Typical load switching applications for which closed transition transfer is desirable include data processing and electronic loads, certain motor and transformer loads, load curtailment systems, or anywhere load interruptions of even the shortest duration are objectionable. A CTTS is not a substitute for a UPS (uninterruptible power supply); a UPS has a built-in stored energy that provides power for a prescribed period of time in the event of a power failure. A CTTS by itself simply assures there will be no momentary loss of power when the load is transferred from one live power source to another.

=== Soft loading ===
A soft-loading transfer switch (SLTS) makes use of a CTTS, and is commonly used to synchronize and operate onsite generation in parallel with utility power, and to transfer loads between the two sources while minimizing voltage or frequency transients.

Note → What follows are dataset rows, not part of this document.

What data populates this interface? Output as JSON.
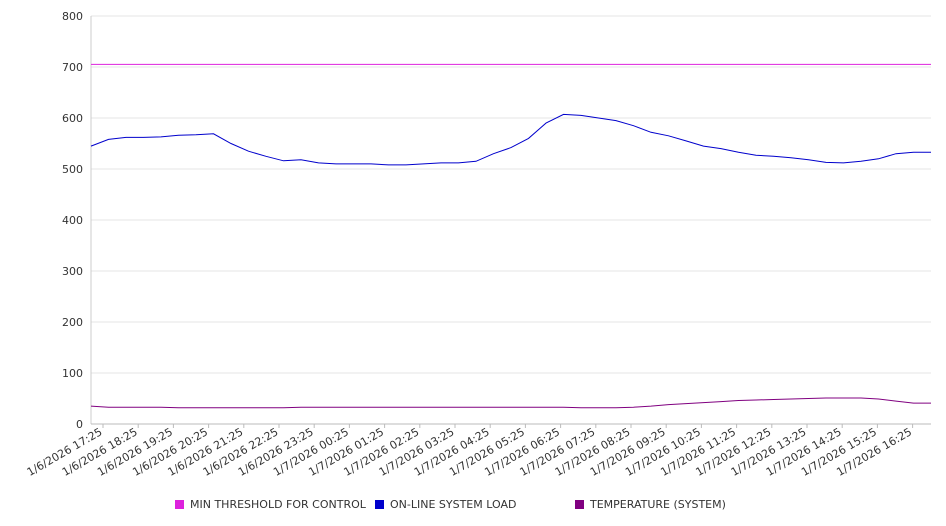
{
  "chart_data": {
    "type": "line",
    "yticks": [
      0,
      100,
      200,
      300,
      400,
      500,
      600,
      700,
      800
    ],
    "ylim": [
      0,
      800
    ],
    "grid": true,
    "legend_position": "bottom",
    "x_tick_labels": [
      "1/6/2026 17:25",
      "1/6/2026 18:25",
      "1/6/2026 19:25",
      "1/6/2026 20:25",
      "1/6/2026 21:25",
      "1/6/2026 22:25",
      "1/6/2026 23:25",
      "1/7/2026 00:25",
      "1/7/2026 01:25",
      "1/7/2026 02:25",
      "1/7/2026 03:25",
      "1/7/2026 04:25",
      "1/7/2026 05:25",
      "1/7/2026 06:25",
      "1/7/2026 07:25",
      "1/7/2026 08:25",
      "1/7/2026 09:25",
      "1/7/2026 10:25",
      "1/7/2026 11:25",
      "1/7/2026 12:25",
      "1/7/2026 13:25",
      "1/7/2026 14:25",
      "1/7/2026 15:25",
      "1/7/2026 16:25"
    ],
    "x": [
      "1/6/2026 17:25",
      "1/6/2026 17:55",
      "1/6/2026 18:25",
      "1/6/2026 18:55",
      "1/6/2026 19:25",
      "1/6/2026 19:55",
      "1/6/2026 20:25",
      "1/6/2026 20:55",
      "1/6/2026 21:25",
      "1/6/2026 21:55",
      "1/6/2026 22:25",
      "1/6/2026 22:55",
      "1/6/2026 23:25",
      "1/6/2026 23:55",
      "1/7/2026 00:25",
      "1/7/2026 00:55",
      "1/7/2026 01:25",
      "1/7/2026 01:55",
      "1/7/2026 02:25",
      "1/7/2026 02:55",
      "1/7/2026 03:25",
      "1/7/2026 03:55",
      "1/7/2026 04:25",
      "1/7/2026 04:55",
      "1/7/2026 05:25",
      "1/7/2026 05:55",
      "1/7/2026 06:25",
      "1/7/2026 06:55",
      "1/7/2026 07:25",
      "1/7/2026 07:55",
      "1/7/2026 08:25",
      "1/7/2026 08:55",
      "1/7/2026 09:25",
      "1/7/2026 09:55",
      "1/7/2026 10:25",
      "1/7/2026 10:55",
      "1/7/2026 11:25",
      "1/7/2026 11:55",
      "1/7/2026 12:25",
      "1/7/2026 12:55",
      "1/7/2026 13:25",
      "1/7/2026 13:55",
      "1/7/2026 14:25",
      "1/7/2026 14:55",
      "1/7/2026 15:25",
      "1/7/2026 15:55",
      "1/7/2026 16:25",
      "1/7/2026 16:55",
      "1/7/2026 17:20"
    ],
    "series": [
      {
        "name": "MIN THRESHOLD FOR CONTROL",
        "color": "#dd22dd",
        "values": [
          705,
          705,
          705,
          705,
          705,
          705,
          705,
          705,
          705,
          705,
          705,
          705,
          705,
          705,
          705,
          705,
          705,
          705,
          705,
          705,
          705,
          705,
          705,
          705,
          705,
          705,
          705,
          705,
          705,
          705,
          705,
          705,
          705,
          705,
          705,
          705,
          705,
          705,
          705,
          705,
          705,
          705,
          705,
          705,
          705,
          705,
          705,
          705,
          705
        ]
      },
      {
        "name": "ON-LINE SYSTEM LOAD",
        "color": "#0000cc",
        "values": [
          545,
          558,
          562,
          562,
          563,
          566,
          567,
          569,
          550,
          535,
          525,
          516,
          518,
          512,
          510,
          510,
          510,
          508,
          508,
          510,
          512,
          512,
          515,
          530,
          542,
          560,
          590,
          607,
          605,
          600,
          595,
          585,
          572,
          565,
          555,
          545,
          540,
          533,
          527,
          525,
          522,
          518,
          513,
          512,
          515,
          520,
          530,
          533,
          533
        ]
      },
      {
        "name": "TEMPERATURE (SYSTEM)",
        "color": "#800080",
        "values": [
          35,
          33,
          33,
          33,
          33,
          32,
          32,
          32,
          32,
          32,
          32,
          32,
          33,
          33,
          33,
          33,
          33,
          33,
          33,
          33,
          33,
          33,
          33,
          33,
          33,
          33,
          33,
          33,
          32,
          32,
          32,
          33,
          35,
          38,
          40,
          42,
          44,
          46,
          47,
          48,
          49,
          50,
          51,
          51,
          51,
          49,
          45,
          41,
          41
        ]
      }
    ]
  }
}
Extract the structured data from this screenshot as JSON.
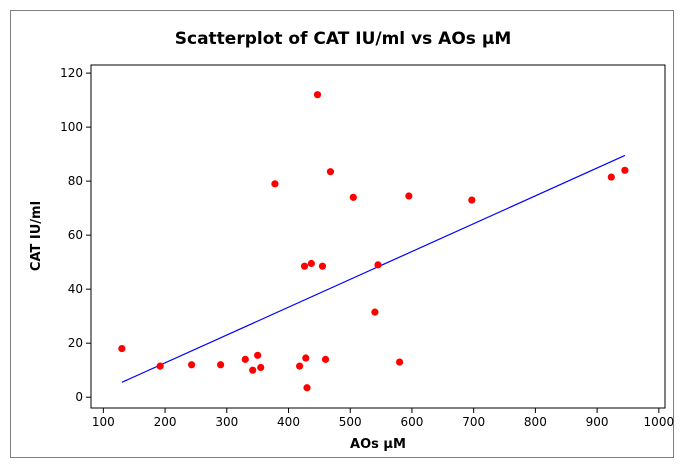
{
  "chart_data": {
    "type": "scatter",
    "title": "Scatterplot of CAT IU/ml vs AOs  μM",
    "xlabel": "AOs  μM",
    "ylabel": "CAT IU/ml",
    "xlim": [
      80,
      1010
    ],
    "ylim": [
      -4,
      123
    ],
    "xticks": [
      100,
      200,
      300,
      400,
      500,
      600,
      700,
      800,
      900,
      1000
    ],
    "yticks": [
      0,
      20,
      40,
      60,
      80,
      100,
      120
    ],
    "x_tick_labels": [
      "100",
      "200",
      "300",
      "400",
      "500",
      "600",
      "700",
      "800",
      "900",
      "1000"
    ],
    "y_tick_labels": [
      "0",
      "20",
      "40",
      "60",
      "80",
      "100",
      "120"
    ],
    "grid": false,
    "legend": "none",
    "points": [
      {
        "x": 130,
        "y": 18
      },
      {
        "x": 192,
        "y": 11.5
      },
      {
        "x": 243,
        "y": 12
      },
      {
        "x": 290,
        "y": 12
      },
      {
        "x": 330,
        "y": 14
      },
      {
        "x": 342,
        "y": 10
      },
      {
        "x": 350,
        "y": 15.5
      },
      {
        "x": 355,
        "y": 11
      },
      {
        "x": 378,
        "y": 79
      },
      {
        "x": 418,
        "y": 11.5
      },
      {
        "x": 426,
        "y": 48.5
      },
      {
        "x": 428,
        "y": 14.5
      },
      {
        "x": 430,
        "y": 3.5
      },
      {
        "x": 437,
        "y": 49.5
      },
      {
        "x": 447,
        "y": 112
      },
      {
        "x": 455,
        "y": 48.5
      },
      {
        "x": 460,
        "y": 14
      },
      {
        "x": 468,
        "y": 83.5
      },
      {
        "x": 505,
        "y": 74
      },
      {
        "x": 540,
        "y": 31.5
      },
      {
        "x": 545,
        "y": 49
      },
      {
        "x": 580,
        "y": 13
      },
      {
        "x": 595,
        "y": 74.5
      },
      {
        "x": 697,
        "y": 73
      },
      {
        "x": 923,
        "y": 81.5
      },
      {
        "x": 945,
        "y": 84
      }
    ],
    "fit_line": {
      "x": [
        130,
        945
      ],
      "y": [
        5.5,
        89.5
      ]
    },
    "colors": {
      "points": "#ff0000",
      "fit_line": "#0000ff",
      "plot_background": "#ffffff",
      "outer_background": "#ffffff"
    }
  }
}
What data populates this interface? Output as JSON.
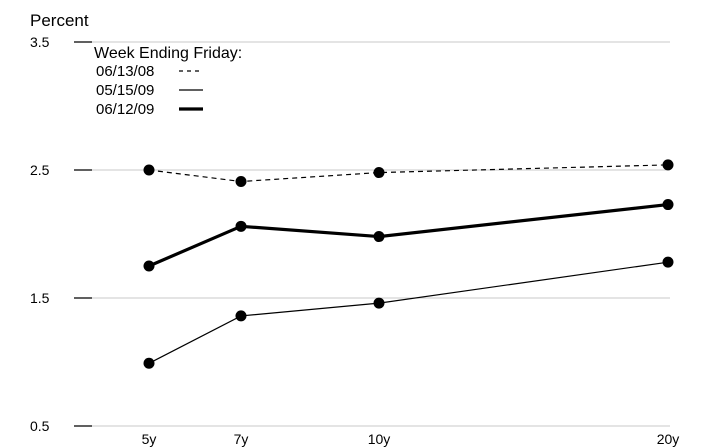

=== Static transfer switch (STS) ===
A static transfer switch uses power semiconductors such as Silicon-controlled rectifiers (SCRs) to transfer a load between two sources. Because there are no mechanical moving parts, the transfer can be completed rapidly, perhaps within a quarter-cycle of the power frequency. Static transfer switches can be used where reliable and independent sources of power are available, and it is necessary to protect the load from even a few power frequency cycles interruption time, or from any surges or sags in the prime power source.

== Home use ==
Homes with standby generators may use a transfer switch for a few circuits or the whole home. Different models are available, with both manual and automatic transfer. Often small transfer switch systems use circuit breakers with an external operating linkage as the switching mechanism. The linkage operates two circuit breakers in tandem, closing one while opening the other. Manufacturers of transfer switches can provide installation guides to select the size of switch and provide recommended installation procedures.